PS– scientists say nobody has ever actually produced a medically efficient vaccine against a coronavirus. At best, as with existing flu shots, you have a 40-60% reduction in flu after taking the shot.
Jens
Oct 27 2020 at 5:52am
When i read the question for the first time, i paused because i got the impression that it also contains some “semantic non-linearity”.
A friend in school lost a finger while working on the farm with his father. Most of the people he met did not even notice, because he developed enormous skill to hide the stump (left ring finger). The missing finger didn’t impede his overall dexterity too much either. How would it have been if he lost 3 to 5 fingers? Absolutely not subsumable under “medically speaking”?
Does having Covid-19 feel 3 to 5 times worse than having the flu and is that medically speaking ?
I had appendicitis about ten years ago. It took almost 2 days to get the diagnosis. But after the appendix had been removed minimally invasively, i was actually quite fit again the next day. I also had the flu two years ago (presumably). It took me a week. So both cost me 4 to 5 days, in fact the appendicitis a bit less, so therefore appendicitis and flu are roughly equal medically speaking ?
Let’s say one illness costs me a month to cure it and another illness takes 5 months. Is the second disease, medically speaking, 5 times as bad as the first?
One disease reduces life expectancy by 1 year, another disease reduces life expectancy by 4 years. Medically speaking, is the second disease 4 times as bad as the first?
If two diseases differ in several of the above aspects, how can these differences be reduced to a scalar size so that one can say “disease A is x times worse than disease B” considering all the difference sets.

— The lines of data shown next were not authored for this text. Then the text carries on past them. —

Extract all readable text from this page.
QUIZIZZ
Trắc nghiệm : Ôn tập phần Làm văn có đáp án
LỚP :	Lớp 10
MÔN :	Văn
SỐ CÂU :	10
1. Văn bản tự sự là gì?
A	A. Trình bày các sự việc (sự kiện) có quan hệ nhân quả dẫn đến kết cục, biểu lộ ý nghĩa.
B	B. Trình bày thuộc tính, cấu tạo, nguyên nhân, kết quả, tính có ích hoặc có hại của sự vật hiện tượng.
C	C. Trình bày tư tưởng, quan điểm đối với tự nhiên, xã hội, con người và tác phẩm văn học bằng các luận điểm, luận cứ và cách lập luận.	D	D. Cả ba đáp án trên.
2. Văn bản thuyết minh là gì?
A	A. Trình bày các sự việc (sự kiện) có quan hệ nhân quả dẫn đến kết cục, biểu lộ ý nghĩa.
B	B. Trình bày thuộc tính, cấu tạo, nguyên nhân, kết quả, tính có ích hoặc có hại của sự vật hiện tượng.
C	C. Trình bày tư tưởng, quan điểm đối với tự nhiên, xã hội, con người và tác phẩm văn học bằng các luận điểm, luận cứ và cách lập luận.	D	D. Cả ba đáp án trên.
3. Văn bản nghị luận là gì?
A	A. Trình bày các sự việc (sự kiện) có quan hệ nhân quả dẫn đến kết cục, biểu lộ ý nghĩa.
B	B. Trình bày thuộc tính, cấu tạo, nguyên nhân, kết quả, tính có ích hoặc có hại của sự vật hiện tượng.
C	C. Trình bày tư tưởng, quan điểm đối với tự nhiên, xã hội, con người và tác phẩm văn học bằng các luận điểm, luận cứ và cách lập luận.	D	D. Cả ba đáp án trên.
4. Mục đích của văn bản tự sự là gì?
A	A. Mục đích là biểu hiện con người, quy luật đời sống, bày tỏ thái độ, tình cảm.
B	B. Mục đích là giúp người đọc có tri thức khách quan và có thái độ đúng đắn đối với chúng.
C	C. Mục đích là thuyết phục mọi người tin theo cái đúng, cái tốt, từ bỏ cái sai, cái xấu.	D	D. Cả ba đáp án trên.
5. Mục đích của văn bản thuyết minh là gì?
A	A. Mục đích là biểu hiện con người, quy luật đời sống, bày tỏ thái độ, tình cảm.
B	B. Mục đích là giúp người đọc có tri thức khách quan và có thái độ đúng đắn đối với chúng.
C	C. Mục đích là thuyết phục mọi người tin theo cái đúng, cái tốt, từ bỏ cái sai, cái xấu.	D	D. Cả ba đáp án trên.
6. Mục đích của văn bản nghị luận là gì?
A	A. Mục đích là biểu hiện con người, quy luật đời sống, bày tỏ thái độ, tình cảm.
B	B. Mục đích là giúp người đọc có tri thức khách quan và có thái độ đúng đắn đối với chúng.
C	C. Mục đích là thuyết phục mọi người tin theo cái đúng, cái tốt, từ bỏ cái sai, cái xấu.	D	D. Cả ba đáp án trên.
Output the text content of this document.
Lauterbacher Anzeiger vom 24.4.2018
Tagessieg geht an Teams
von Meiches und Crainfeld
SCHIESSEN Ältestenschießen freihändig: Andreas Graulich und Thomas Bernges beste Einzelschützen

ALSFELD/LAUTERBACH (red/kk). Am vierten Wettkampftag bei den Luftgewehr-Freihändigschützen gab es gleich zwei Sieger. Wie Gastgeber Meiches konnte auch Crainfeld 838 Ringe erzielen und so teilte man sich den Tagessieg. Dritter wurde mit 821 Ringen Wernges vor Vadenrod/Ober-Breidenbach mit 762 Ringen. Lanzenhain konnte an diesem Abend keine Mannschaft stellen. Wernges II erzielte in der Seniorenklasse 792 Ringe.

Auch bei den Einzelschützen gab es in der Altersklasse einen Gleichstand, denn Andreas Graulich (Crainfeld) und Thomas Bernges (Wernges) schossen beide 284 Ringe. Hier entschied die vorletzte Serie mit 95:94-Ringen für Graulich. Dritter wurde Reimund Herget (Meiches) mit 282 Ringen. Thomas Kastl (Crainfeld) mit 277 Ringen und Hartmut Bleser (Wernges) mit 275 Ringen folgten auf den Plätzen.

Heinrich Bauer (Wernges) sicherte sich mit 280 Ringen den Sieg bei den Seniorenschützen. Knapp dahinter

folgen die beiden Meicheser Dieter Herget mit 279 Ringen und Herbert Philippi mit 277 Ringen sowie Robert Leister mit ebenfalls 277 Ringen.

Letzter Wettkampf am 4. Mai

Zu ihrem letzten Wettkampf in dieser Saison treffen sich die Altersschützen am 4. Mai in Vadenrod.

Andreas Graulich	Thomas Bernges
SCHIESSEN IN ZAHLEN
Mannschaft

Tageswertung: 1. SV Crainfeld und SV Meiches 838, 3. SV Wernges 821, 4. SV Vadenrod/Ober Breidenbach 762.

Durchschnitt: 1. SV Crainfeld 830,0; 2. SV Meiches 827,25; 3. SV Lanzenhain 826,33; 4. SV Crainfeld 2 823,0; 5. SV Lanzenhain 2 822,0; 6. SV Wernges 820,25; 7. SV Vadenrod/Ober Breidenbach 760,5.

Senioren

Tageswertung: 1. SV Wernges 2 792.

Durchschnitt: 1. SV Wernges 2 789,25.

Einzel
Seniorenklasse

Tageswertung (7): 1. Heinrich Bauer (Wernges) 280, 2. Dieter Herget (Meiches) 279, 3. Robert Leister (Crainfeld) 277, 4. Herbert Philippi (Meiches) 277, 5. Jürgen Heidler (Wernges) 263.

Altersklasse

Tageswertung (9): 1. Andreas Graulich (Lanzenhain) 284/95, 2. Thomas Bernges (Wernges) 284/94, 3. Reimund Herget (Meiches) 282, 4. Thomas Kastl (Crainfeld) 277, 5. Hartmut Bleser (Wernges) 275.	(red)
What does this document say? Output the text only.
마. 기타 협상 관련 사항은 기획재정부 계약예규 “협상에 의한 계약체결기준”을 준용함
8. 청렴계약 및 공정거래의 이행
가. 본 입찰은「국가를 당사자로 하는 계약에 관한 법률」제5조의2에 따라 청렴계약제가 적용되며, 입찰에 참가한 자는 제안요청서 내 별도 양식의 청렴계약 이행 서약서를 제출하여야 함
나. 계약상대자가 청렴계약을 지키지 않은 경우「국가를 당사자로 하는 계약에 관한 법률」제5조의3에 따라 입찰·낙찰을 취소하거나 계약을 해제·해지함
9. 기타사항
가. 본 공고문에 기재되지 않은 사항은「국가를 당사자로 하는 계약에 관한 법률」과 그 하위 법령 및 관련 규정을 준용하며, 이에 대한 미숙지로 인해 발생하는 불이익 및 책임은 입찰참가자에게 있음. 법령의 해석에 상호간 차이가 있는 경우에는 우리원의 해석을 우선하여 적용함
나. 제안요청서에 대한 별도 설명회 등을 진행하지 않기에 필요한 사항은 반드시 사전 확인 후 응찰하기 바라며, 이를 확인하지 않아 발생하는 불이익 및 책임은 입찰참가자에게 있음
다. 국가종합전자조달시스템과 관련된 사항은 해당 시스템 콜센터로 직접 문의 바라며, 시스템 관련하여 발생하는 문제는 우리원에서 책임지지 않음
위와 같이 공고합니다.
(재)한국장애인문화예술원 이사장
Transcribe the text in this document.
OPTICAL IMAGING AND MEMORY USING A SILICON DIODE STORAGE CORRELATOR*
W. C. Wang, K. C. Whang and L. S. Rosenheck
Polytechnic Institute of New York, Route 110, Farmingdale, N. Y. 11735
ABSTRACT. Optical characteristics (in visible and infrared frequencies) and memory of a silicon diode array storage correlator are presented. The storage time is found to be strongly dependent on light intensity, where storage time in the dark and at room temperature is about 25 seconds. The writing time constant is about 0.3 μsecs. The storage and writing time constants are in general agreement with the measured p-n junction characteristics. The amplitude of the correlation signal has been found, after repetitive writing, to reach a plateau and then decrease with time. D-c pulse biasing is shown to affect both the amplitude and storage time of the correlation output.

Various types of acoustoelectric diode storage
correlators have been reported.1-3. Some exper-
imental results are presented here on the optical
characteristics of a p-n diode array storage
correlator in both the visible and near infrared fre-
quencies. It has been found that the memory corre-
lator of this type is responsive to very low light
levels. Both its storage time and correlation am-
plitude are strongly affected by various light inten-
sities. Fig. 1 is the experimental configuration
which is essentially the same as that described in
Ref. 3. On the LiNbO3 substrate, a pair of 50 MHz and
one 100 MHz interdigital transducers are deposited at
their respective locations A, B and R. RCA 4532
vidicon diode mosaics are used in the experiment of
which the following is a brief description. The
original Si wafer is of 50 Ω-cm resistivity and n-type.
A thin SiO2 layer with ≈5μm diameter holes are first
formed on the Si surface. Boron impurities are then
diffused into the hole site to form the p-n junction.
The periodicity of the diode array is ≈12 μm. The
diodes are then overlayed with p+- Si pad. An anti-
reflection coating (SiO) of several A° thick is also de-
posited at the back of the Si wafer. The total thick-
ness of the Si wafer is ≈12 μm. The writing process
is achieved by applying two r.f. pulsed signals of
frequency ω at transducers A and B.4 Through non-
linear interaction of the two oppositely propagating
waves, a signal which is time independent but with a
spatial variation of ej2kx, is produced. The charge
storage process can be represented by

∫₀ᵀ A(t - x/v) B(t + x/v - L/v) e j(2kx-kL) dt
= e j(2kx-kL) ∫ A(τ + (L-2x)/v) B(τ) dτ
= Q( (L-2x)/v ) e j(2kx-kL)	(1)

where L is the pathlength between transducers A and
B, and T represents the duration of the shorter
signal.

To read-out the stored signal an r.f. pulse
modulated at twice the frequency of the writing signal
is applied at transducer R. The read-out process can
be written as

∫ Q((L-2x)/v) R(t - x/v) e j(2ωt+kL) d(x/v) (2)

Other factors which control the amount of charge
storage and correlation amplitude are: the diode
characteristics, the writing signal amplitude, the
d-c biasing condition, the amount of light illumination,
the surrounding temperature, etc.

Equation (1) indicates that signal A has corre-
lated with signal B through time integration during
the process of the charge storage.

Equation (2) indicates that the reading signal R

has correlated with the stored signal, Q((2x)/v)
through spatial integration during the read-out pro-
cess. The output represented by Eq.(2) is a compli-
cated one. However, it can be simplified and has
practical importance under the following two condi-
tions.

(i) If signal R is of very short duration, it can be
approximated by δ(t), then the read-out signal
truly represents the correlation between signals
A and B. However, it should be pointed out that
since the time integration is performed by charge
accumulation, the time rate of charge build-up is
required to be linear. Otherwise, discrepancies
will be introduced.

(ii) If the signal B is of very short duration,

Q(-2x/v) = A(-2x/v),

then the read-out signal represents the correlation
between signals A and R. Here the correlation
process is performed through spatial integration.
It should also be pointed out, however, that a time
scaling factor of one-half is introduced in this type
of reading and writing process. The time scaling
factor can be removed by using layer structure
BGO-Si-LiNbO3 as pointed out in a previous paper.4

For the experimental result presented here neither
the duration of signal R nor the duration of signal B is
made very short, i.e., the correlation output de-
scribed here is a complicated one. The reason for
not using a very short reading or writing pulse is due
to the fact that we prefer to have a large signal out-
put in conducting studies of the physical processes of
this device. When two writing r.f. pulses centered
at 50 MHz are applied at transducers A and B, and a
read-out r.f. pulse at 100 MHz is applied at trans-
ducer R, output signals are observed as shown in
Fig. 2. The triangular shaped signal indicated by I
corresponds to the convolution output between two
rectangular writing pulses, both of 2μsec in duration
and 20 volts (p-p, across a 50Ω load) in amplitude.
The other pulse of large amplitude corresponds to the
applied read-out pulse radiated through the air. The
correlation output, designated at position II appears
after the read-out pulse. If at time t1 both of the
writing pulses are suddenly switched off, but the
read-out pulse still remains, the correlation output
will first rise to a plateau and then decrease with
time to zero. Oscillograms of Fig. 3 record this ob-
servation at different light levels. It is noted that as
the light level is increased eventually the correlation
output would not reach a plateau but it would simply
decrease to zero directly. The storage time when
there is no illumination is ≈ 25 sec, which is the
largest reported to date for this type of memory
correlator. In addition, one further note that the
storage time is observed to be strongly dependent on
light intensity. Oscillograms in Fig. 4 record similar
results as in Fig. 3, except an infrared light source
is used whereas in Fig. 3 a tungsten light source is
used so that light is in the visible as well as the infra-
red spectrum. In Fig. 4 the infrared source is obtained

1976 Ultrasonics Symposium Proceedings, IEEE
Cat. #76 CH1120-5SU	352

This comment is very good on the original post: https://www.econlib.org/the-great-reconciliation/#comment-257015
chrisare
Oct 28 2020 at 2:42am
What always seems to be missing in these exchanges is an attempt to account for the uncertain duration of the pandemic. This of course relates to how the pandemic will end.
Our appraisal of the right tradeoffs likely changes over time and depending on the outcome. For example, a lockdown for six months till a vaccine was developed with 100% certainty may have been tolerable. A lockdown which after two years will yield a 50% chance of a vaccine is far less tolerable.
Charlie
Nov 19 2020 at 12:15pm
We are certainly acting like this is 10x or more worse than the flu. Closing businesses, schools, etc.
So another way to ask your question is, if this is only 2-5x worse than the flu why such extreme reaction.
A lot of the reaction is coming from the Medical community. Hospitals are built to run at capacity and so a surge of new patients from a new disease pushes them beyond their limits. That is another aspect if this being non-linear.
So we need extreme measures until we incorporate this new disease into our planning for Medical services and capacity.